Venue
One Church Street Gallery
Location
South East England

Four weeks ago, I visited the Jerwood Prize for Drawing – the largest and most prestigious drawing prize in the UK; it was innovative and exciting, though the quality of the seventy or so pieces was, in my opinion, uneven and the hang, at times, baffling.

Fast forward to the opening, of the Open Drawing Submission, run biennially by One Church Street Gallery in Great Missenden; just as innovative and exciting, but a more consistent standard of work and so coherently hung, that fifty pieces sang harmoniously together in a room one tenth of the size of the Jerwood Space. Three of the artists selected were also showing at the Jerwood and one, who was shortlisted for the Jerwood, did not make it into the One Church Street show!

This exhibition celebrates contemporary drawing as an artistic activity in its own right – not one merely preparatory to work in other disciplines. Furthermore, since One Church Street’s criteria encouraged the broadest possible interpretation of drawing, this show pushes the concept of drawing to its very limits. Almost every medium is represented – from 3D, to drawings made by drawing machines, to photography, print, stitch work, video and even jewellery. That is not to say conventional drawing methods are ignored; pencil, pen and ink, charcoal and pastel are all ably represented.

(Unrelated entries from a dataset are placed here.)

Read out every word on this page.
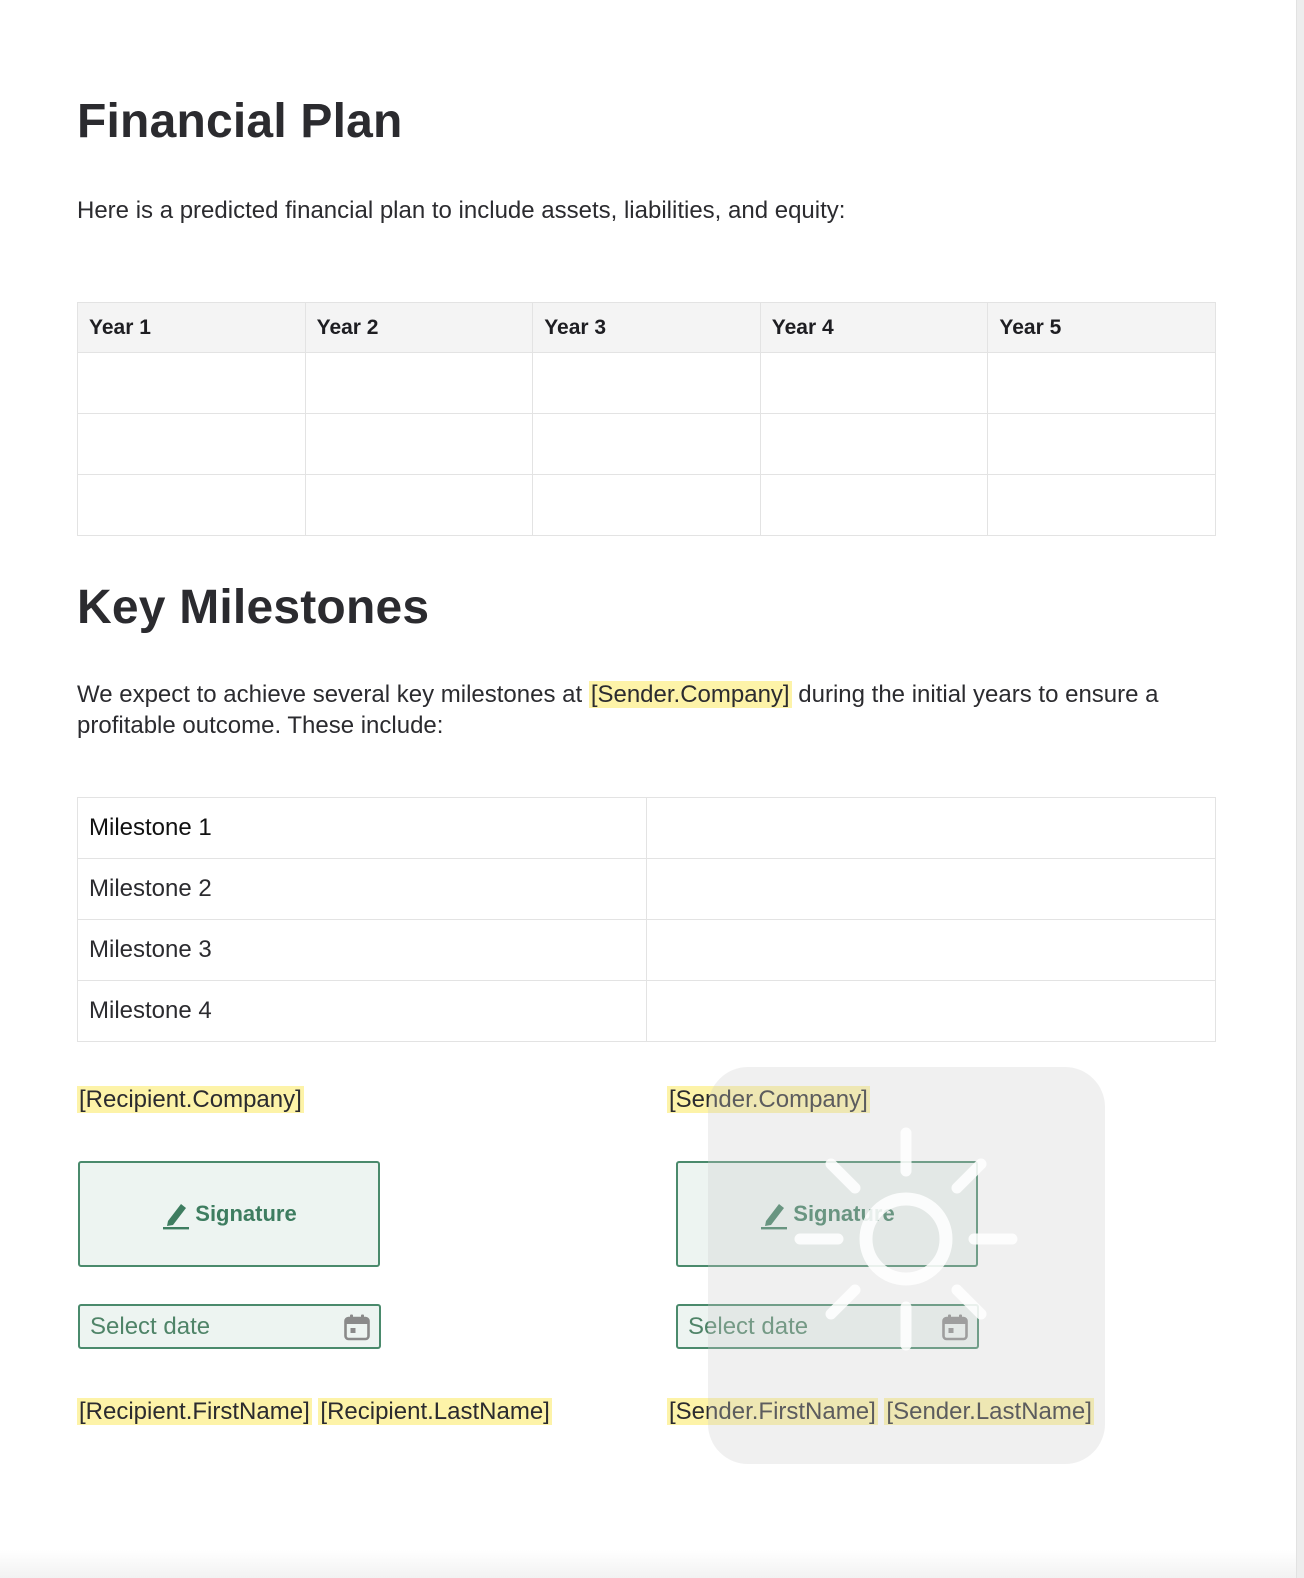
Financial Plan

Here is a predicted financial plan to include assets, liabilities, and equity:

Year 1	Year 2	Year 3	Year 4	Year 5

Key Milestones

We expect to achieve several key milestones at [Sender.Company] during the initial years to ensure a profitable outcome. These include:

Milestone 1	
Milestone 2	
Milestone 3	
Milestone 4	
[Recipient.Company]
Signature
Select date
[Recipient.FirstName] [Recipient.LastName]
[Sender.Company]
Signature
Select date
[Sender.FirstName] [Sender.LastName]
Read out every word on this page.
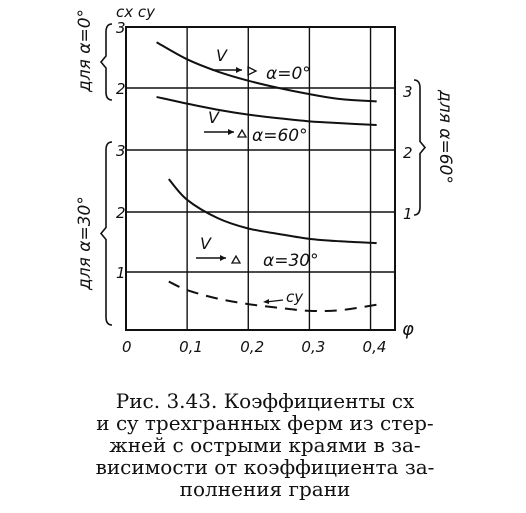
3
2
3
2
1
3
2
1
0	0,1 0,2 0,3 0,4
cx cy
φ
для α=0°
для α=30°
для α=60°
V
α=0°
V
α=60°
V
α=30°
cy
Рис. 3.43. Коэффициенты cx
и cy трехгранных ферм из стер-
жней с острыми краями в за-
висимости от коэффициента за-
полнения грани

So how does a small, provincial gallery attract artists of this quality? I managed to talk to Andrew Vaas, one of the artists whose work was shortlisted for both the Jerwood and One Church Street. He told me there are very few opportunities for artists primarily interested in drawing and that One Church Street’s credibility is ensured by the quality of the jury it assembled, which comprises very distinguished members of the profession. In addition, there is no doubt the light, white space lends itself beautifully to showing drawings.

Four winners were announced at the opening and these artists (listed below) will share an exhibition at One Church Street in 2013.

Jenny Purrett’s work results from of a build-up of many small elements. Her impressively beautiful Shot Paper Installation, which immediately evokes a silver birch copse, comprises long suspended paper cylinders, which have been perforated and slashed by shot-gun pellets until the surface resembles birch bark. As well as the holes and tears, the lead shot itself leaves “drawn” pencil-like marks. The creation of the visually pastoral by a randomly destructive medium epitomises the elements of surprise and paradox present in many of the works in this exhibition.

Debbie Locke’s Dialogue ix looks like an intricate web of tangled threads, yet it is an ink drawing made by drawing machines the artist herself devised. These communicate via Bluetooth and each attempts to emulate the marks of the other – so the resulting drawings evidence a dialogue between the machines. Theoretically, these marks should be identical, however, by adopting, a ‘Heath Robinson’ approach in the mechanism’s assembly, Locke challenges the notion of the infallibility of machines, enabling the work to escape pre-determined confines and, once more, achieve the unexpected.

Reginald Aloyisus’s work entitled BAH GF66, layers media and ideas in equal measure. Drawings of South Indian and Sri Lankan Hindu temples are made with graphite pencil; thin white lines (scaffolding), etched into the surface, suggest a tension between old and new – the architecture of ancient temples and modern skyscrapers. Lines based on airline flight paths are then inscribed with a scalpel, irrevocably scarring the drawing, before sulphurous yellow Humbrol paint fills the lines. The superimposing of hard, contemporary media and ideas over softer more ancient ones aptly references Aloyisus’s themes of globalization, emigration, and destruction of tradition – intentionally or otherwise – through development and modernization.

Rachel Gibson’s exploration of the intimate spaces of home and garden has encouraged enquiry about fragility, growth and loss. “It is the way a drawing can hover on the edge of existence that makes its language so eloquent” she says. This eloquence is personified in the mark making and subtle layering of A Soft Nest no.6, an exquisitely delicate rendition in coloured pastels, which speaks volumes about gentleness and fragility.

There are many other works to fascinate: Eleanor Franklin’s etching and thread on Japanese paper, entitled Aril, Simon Parish’s marker pen Swedish Rug, Andrew Vaas’s charcoal Park Area 4, Nicholas Lees’s ink on paper Drawing 12.04 and Carolyn Cameron’s watercolour and stitched West Pier, Brighton, to name a few.

Don’t take my word for it, you still have time to see for yourself – it’s worth the trip, I assure you.

Annie Gunning

The jury for the 2012 One Church Street Drawing Open Submission comprised:Professor Rod Bugg, whose practice is sculpture and drawing; previously Head of Wimbledon College of Art, former Dean of Central St. Martins, he is currently Emeritus Professor at the University of Arts, London.

Dr. Yvonne Crossley, painter, art educationalist and former Jerwood Prize judge, set up and runs The Drawing Gallery, the first UK gallery to focus exclusively on contemporary drawing.

Lyndsey Keeling, sculptor and arts director and curator of One Church Street Gallery.